Traveling is an essential part of the holiday spell for many of us. While globe-trotting any time can be a chief source of constant worry, holiday tour with goodies, belongings, and kids in tow, weighed down with air travel delays and bitter roads -- is principally nerve-racking.
When travelling, do you often get the feel like you're seated in a giant germ incubator or you are simply dying of no air? This is the right place to find out what’s true and what’s plug when it comes to protecting your health.
4 tips for holiday season
The essentials: Keep your passport, cruise line ticket, air plane ticket (if you need one), insurance documents, medical prescriptions and any other documents in one place, in a handy folder. Take photocopies, leave a set with a relative or friend and carry another in your luggage, in case you misplace the originals. For your toiletries, carry handy-sized travel items.
Casual-ty: You are on vacation and you should dress like you are on one. Carry casual clothes that you can easily mix and match, depending on the climate and the ports you would be visiting.
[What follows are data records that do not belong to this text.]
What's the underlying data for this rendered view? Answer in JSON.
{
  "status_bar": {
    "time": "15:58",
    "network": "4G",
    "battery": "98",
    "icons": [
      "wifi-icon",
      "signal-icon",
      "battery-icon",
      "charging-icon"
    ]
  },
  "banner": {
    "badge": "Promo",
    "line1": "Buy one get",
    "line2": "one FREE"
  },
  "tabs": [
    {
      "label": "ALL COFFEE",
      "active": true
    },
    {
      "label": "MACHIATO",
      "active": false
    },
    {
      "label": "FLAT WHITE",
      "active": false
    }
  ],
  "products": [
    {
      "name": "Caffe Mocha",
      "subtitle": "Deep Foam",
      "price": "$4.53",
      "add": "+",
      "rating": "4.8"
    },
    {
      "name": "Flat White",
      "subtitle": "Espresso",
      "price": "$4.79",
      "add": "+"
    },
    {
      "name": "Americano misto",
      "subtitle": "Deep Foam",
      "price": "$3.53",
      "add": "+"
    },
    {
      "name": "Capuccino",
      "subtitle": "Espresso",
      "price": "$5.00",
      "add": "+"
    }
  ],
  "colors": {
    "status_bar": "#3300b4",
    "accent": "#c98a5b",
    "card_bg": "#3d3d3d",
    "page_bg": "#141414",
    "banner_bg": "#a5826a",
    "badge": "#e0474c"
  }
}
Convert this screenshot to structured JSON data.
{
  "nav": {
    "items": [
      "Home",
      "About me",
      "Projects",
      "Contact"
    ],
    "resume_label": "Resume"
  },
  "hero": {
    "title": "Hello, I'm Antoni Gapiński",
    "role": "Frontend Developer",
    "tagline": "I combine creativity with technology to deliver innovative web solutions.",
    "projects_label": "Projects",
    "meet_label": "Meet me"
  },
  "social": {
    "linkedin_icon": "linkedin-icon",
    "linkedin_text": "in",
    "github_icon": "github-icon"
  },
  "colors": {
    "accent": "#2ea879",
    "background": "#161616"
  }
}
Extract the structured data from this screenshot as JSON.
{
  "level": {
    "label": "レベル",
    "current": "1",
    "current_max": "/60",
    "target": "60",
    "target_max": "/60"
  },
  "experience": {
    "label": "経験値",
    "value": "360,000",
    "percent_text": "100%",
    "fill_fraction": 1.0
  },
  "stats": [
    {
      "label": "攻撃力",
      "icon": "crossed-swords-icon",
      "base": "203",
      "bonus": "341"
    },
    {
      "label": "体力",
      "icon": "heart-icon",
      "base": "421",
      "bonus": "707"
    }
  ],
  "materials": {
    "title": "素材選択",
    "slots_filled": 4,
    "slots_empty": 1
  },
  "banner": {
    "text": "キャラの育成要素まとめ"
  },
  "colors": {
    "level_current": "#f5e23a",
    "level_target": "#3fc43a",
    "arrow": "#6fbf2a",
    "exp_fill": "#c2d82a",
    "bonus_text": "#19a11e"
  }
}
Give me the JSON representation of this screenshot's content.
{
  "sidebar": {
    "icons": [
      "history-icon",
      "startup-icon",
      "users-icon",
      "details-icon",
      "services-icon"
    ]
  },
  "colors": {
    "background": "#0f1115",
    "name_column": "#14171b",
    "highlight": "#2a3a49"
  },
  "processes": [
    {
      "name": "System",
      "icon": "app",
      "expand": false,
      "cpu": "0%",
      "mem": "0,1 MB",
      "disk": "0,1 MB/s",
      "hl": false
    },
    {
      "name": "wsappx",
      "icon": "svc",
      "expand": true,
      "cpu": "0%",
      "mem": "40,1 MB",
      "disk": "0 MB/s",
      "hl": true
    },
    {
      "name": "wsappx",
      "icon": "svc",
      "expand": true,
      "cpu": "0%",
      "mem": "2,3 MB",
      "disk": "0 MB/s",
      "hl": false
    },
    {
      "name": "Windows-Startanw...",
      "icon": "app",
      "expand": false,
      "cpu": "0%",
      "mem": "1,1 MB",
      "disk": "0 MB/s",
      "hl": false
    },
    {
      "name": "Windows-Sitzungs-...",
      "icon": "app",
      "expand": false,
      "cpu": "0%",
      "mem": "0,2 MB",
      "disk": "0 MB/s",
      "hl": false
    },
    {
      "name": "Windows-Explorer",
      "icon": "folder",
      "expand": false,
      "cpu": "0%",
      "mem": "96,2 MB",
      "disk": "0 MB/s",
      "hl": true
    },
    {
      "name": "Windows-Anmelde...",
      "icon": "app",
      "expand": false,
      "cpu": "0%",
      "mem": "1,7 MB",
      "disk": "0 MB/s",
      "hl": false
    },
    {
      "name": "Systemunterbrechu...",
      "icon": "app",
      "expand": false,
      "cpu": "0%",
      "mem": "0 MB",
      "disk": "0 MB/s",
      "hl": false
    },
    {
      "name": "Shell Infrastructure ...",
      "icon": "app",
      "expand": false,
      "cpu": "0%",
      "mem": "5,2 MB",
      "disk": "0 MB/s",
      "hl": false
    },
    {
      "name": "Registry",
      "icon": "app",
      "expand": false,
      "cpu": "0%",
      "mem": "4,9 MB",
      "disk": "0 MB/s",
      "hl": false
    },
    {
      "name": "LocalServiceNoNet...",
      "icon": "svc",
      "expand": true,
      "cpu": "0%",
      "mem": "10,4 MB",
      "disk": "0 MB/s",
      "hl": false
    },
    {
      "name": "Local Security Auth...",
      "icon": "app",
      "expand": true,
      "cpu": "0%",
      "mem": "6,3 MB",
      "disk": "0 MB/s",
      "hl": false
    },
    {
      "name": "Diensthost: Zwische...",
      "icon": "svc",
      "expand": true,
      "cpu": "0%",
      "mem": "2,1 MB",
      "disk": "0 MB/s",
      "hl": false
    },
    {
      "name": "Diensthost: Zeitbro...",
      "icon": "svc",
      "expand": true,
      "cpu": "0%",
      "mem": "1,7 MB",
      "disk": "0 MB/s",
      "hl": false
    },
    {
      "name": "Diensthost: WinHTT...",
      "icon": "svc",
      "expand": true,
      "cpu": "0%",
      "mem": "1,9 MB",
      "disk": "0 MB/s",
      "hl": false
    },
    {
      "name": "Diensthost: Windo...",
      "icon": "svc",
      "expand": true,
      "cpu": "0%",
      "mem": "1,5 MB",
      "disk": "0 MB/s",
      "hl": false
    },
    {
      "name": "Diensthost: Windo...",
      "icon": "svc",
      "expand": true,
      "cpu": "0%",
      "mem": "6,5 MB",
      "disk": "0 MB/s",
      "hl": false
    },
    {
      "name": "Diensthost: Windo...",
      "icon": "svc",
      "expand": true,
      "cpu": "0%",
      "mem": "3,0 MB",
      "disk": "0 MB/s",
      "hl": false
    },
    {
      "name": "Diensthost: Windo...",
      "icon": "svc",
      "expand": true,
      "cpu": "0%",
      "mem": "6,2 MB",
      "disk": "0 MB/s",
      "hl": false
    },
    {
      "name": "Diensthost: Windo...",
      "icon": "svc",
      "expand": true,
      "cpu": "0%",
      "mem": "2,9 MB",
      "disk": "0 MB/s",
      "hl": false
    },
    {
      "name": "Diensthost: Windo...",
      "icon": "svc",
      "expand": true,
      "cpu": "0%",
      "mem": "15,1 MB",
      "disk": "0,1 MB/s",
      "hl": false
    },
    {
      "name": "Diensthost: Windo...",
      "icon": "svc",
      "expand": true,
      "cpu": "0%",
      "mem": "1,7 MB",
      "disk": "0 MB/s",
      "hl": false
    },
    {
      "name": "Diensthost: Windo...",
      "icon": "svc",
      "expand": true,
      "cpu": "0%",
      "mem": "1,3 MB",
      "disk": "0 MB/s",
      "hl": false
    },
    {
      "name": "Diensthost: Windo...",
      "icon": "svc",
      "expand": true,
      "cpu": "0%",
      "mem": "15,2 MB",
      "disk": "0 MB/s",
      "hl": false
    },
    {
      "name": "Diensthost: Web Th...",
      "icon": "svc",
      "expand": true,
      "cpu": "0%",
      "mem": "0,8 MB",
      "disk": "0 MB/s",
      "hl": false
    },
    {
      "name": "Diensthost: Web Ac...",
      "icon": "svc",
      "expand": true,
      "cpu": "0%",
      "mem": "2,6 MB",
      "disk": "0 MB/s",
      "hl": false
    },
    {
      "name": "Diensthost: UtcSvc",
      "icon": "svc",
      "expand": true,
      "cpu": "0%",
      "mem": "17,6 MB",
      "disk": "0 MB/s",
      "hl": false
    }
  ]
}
Formal talk: Formal nights on evenings which the ships suggest you dress up for dinner, with men wearing dark suits or tuxedos and women wearing cocktail dresses or evening gowns (elegant saris will do too). A week-long cruise usually has one or two formal nights, which is when special food is served and grand events take place.
We suggest you don't miss these special events.
On the shore: A pair of sensible shoes and a backpack can go a long way in helping you discover the islands and ports en route. Carrying local currency ensures that you aren't spending a bomb converting money there or are missing out on buying souvenirs.